I nod. Of course it is about Eva. Eva is why I am here.
“Donna and Sally and Rose all died in the accident. They were trapped in the car when it went into the river.” His voice is cracking.
“I know,” I say, shaking my head. This feels cruel already. “I know that.”
“But my mother . . . Billie, oh, Jesus . . .” Johnny is starting to cry now, and my first impulse is to hold him, to comfort him. He could be an eight-year-old child again. But he isn’t; he is a grown man. He takes a deep breath and squeezes my hand again.
“Billie, my mother and I were both thrown from the car before it went into the water.”
The fluorescent hospital lights are blinding. My head pounds, and my heart pounds, and I squeeze my eyes shut. On the back of my eyes is the image of the river, the car, the children and Eva stuck inside.
“No,” I say. “She and the girls were all in the car. They drowned.” The air seems suddenly thinner. “Frankie told me. Your aunt explained everything that happened. Frankie talked to your father.” I feel vertiginous. All of the blood is rushing from my face to my hands. Everything is numb and tingly.

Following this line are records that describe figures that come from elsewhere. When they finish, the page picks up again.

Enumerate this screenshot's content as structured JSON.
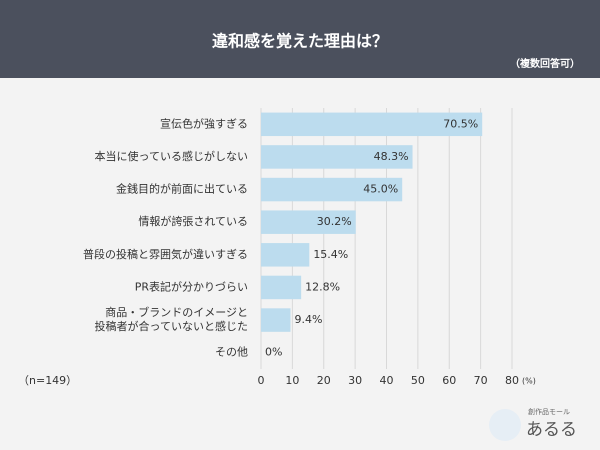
{
  "chart_data": {
    "type": "barh",
    "title": "違和感を覚えた理由は？",
    "subtitle": "（複数回答可）",
    "categories": [
      "宣伝色が強すぎる",
      "本当に使っている感じがしない",
      "金銭目的が前面に出ている",
      "情報が誇張されている",
      "普段の投稿と雰囲気が違いすぎる",
      "PR表記が分かりづらい",
      "商品・ブランドのイメージと\n投稿者が合っていないと感じた",
      "その他"
    ],
    "values": [
      70.5,
      48.3,
      45.0,
      30.2,
      15.4,
      12.8,
      9.4,
      0
    ],
    "value_labels": [
      "70.5%",
      "48.3%",
      "45.0%",
      "30.2%",
      "15.4%",
      "12.8%",
      "9.4%",
      "0%"
    ],
    "color": "#bcdcee",
    "xlim": [
      0,
      80
    ],
    "xticks": [
      0,
      10,
      20,
      30,
      40,
      50,
      60,
      70,
      80
    ],
    "x_label": "(%)",
    "note": "（n=149）",
    "grid": true,
    "logo": {
      "tagline": "創作品モール",
      "name": "あるる"
    }
  }
}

“Billie, listen to me,” Johnny says, willing me back. Pulling my hands to him as if he can save me now. “Mary had to tell you that. She had to tell you my mother was gone. My father made her. Don’t you understand? It was the only way for him to finally put an end to it.”
I hold on to the edge of the plastic seat, and Gussy’s arm finds me, ready to catch me.
“It was a lie, Billie,” he says, his eyes filling with tears.
“Gus?” I say, waiting for an answer.
Gussy reaches for me, her eyes wet. “Billie, I didn’t know. When Johnny told me, I couldn’t believe it,” she says. She squeezes my hand. She looks frail now; her hands are trembling and her voice is shivery. Like a child. I feel lost in time. I feel lost. “You have to know I had no idea. Frankie either. If we’d had any idea, we would have told you. I would have taken you to her myself.”